Os 5 segredos da pizza perfeita (V): maçarico e frigideira


Antes de começar, um pequeno alerta à la “tirem as crianças da sala”. Estou prestes a recomendar o uso de uma ferramenta incendiária. Então, jovens, tomem todos os cuidados necessários. Leiam o manual do maçarico antes de começar a operá-lo. Deixem longe tudo o que for inflamável e, por favor, não tenham ideias cretinas. Muito importante: é melhor estar sóbrio ao mexer com a bagaça.

Dado o aviso, quero dizer que não estou tentando reinventar a roda nem recorri ao maçarico por pura – por dizer assim – pirotecnia. O maçarico é um utensílio bastante comum na cozinha profissional. Com ele se faz a crème brûlée e qualquer coisa que precise ser gratinada rapidamente. Sabe aquele merengue chamuscado da torta de limão? Maçarico. De mais a mais, eletricistas e trabalhadores da construção civil o empregam diariamente sem nenhum sobressalto. Se fosse algo tão perigoso, não seria vendido livremente em lojas de ferragens.

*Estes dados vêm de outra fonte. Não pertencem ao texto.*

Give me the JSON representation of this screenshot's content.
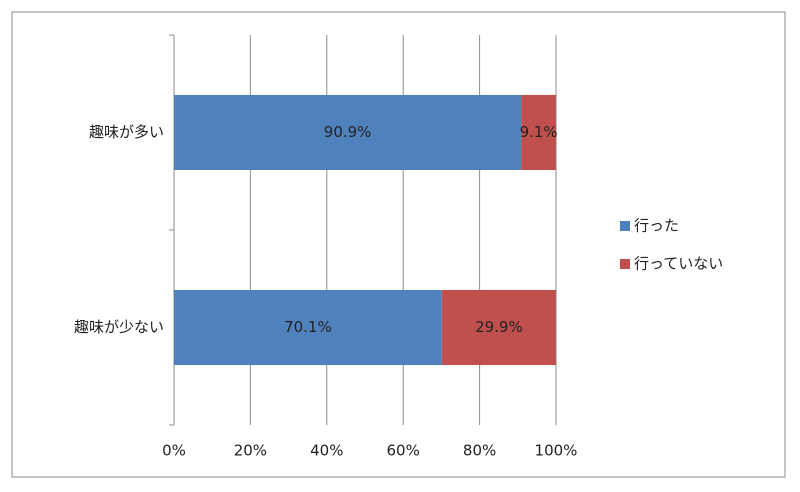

Mas por que o maçarico na pizza? Para obter um resultado impossível com os equipamentos normais de uma cozinha doméstica. Antes de detalhar o método, cabe falar do que acontece dentro de um forno a lenha. Afinal, é isso que eu tento reproduzir com o maçarico.

Forno a lenha x forno doméstico

Fazer pizza em casa é fácil. É moleza assar, num forno Dako qualquer, uma pizza absolutamente deliciosa. Difícil a fazer uma que se pareça saída de um forno a lenha. O problema está na intensidade e na forma de propagação do calor. Vou tentar explicar. Espero não escrever muita burrada – nos tempos de colégio, meu desempenho em física ficava aquém da média.

O calor, como todos devem saber, é energia. Essa energia se propaga de três maneiras. A condução ocorre quando o calor se transfere de uma partícula a outra por contato: a frigideira quente aquece o bife. Na radiação, a energia não precisa de um meio material para viajar. As ondas percorrem o vácuo e, quando encontram algo pela frente, agitam essas partículas – uma coisa quente é composta de átomos sacolejantes.

Por último, temos a convecção. Em meios líquidos ou gasosos, o calor intenso cria movimentos cíclicos, circulares. Você deve ter aprendido na escola: o ar se aquece, fica leve, sobe, esfria, fica pesado, desce de novo. Isto se chama vento.

O forno a lenha é uma maravilha tecnológica que aproveita o máximo dos três tipos de transferência de calor.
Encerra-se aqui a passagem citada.